Quotenmeter beim «Tatort» in Kiel: Borowski und die gut geölte Maschine

Warum rollt man ein riesiges Gemälde in ein Fährterminal? Was ist der Kern eines Kiel-«Tatort» und ist Axel Milberg ähnlich missmutig wie sein Alter Ego Klaus Borowski? Wir waren am Set und haben hingeschaut.

Der Kieler «Tatort» ist seit 2003 fester Bestandteil von Deutschlands erfolgreichster Krimireihe. Kommissar Klaus Borowski alias Axel Milberg, der 2002 bereits in einer Episode der Reihe «Stahlnetz» aufgetaucht war, ermittelt seit nunmehr 13 Jahren und bisher 26 Fällen an der Seite wechselnder Assistenten und Assistentinnen. Seit 2010 ist die aus «Game of Thrones» bekannte Sibel Kekili, die von Milberg vorgeschlagen worden war, als Sarah Brandt an seiner Seite zu sehen.

Die Einschaltquoten des nördlichsten «Tatort» entwickelten sich ähnlich bedächtig wie die Ermittlungen des Kommissars. Schauten zum Start bei der Episode Väter 7,87 Millionen Krimifreunde zu, blieb man danach bis 2012 immer brav zwischen 6 und 8 Millionen Fans hängen. Einen ersten größeren Ausschlag gab es mit der Episode Borowski und der brennende Mann, die 9,31 Millionen Zuschauer begeistern konnte und somit erstmals die 9-Millionen-Grenze durchbrach. 2014 toppte man diesen Wert mit Borowski und das Meer und knackte mit 9,99 Millionen Menschen sogar fast schon die 10-Millionen-Grenze. Im Januar 2015 war es dann aber endlich soweit: Borowski und der Himmel über Kiel generierte 10,67 Millionen TV-Zuschauer und bescherte dem Format die bis dato beste Quote. Seitdem waren die Zahlen wieder etwas rückläufig, hielten sich aber auf starkem Niveau.

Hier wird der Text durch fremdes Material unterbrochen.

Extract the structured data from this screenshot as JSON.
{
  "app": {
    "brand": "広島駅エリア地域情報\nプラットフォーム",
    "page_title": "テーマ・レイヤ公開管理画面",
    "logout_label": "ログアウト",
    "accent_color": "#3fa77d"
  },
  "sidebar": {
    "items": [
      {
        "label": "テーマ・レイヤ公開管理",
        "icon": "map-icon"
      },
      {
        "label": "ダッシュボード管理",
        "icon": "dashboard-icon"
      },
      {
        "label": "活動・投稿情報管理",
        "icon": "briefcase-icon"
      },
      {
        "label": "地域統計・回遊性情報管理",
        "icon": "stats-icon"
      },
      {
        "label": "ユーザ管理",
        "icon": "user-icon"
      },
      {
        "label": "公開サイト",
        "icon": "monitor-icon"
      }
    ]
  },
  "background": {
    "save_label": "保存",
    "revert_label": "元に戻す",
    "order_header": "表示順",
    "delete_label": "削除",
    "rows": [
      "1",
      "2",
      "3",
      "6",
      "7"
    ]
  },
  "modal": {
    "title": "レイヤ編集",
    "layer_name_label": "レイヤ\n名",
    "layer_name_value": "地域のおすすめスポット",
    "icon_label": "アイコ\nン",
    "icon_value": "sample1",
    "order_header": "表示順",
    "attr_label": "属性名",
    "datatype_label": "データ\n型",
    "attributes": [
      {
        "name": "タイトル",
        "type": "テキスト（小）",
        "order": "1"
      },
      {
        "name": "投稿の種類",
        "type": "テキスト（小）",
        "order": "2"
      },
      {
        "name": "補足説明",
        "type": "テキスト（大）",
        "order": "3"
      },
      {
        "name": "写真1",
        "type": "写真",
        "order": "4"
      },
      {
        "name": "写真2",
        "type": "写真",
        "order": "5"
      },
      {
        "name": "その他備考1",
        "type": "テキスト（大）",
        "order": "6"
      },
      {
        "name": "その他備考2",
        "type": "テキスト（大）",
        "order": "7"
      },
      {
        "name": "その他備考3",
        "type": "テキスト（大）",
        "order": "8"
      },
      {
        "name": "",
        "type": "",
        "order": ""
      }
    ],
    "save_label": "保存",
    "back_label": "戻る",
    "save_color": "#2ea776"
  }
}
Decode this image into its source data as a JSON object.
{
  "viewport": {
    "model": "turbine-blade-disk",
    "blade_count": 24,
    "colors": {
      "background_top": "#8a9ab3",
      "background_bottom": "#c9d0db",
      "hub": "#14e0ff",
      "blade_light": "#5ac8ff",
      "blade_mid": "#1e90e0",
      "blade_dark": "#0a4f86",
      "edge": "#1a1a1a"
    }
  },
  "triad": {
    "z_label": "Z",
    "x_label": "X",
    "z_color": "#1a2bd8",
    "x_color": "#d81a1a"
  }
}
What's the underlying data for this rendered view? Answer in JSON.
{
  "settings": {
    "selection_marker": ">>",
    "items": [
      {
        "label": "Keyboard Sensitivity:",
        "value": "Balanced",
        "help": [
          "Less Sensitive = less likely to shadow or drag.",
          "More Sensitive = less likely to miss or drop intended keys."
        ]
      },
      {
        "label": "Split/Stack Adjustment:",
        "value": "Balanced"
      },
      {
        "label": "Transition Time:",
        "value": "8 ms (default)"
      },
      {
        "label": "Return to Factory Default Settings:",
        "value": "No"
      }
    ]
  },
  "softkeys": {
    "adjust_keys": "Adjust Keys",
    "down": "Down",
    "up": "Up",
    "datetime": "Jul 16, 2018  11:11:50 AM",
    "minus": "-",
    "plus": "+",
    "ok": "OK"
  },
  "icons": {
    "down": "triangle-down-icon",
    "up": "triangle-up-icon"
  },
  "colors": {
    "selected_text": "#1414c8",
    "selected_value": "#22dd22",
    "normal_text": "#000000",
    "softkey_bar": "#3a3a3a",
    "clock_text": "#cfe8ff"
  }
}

Die prägnanten Episodentitel, die immer den Namen des Kommissars mit einbeziehen, wurden übrigens erst mit der 10. Folge eingeführt – sind seitdem aber ein beliebtes Stilmittel.

Zu unserer großen Freude durften wir an den Dreharbeiten zur Episode Borowski und das verlorene Mädchen teilnehmen, die vor kurzem unter anderem im Fähranleger der Stena Line in Kiel stattfanden. Ein maritimes und stimmiges Flair für den Kieler «Tatort» war also garantiert.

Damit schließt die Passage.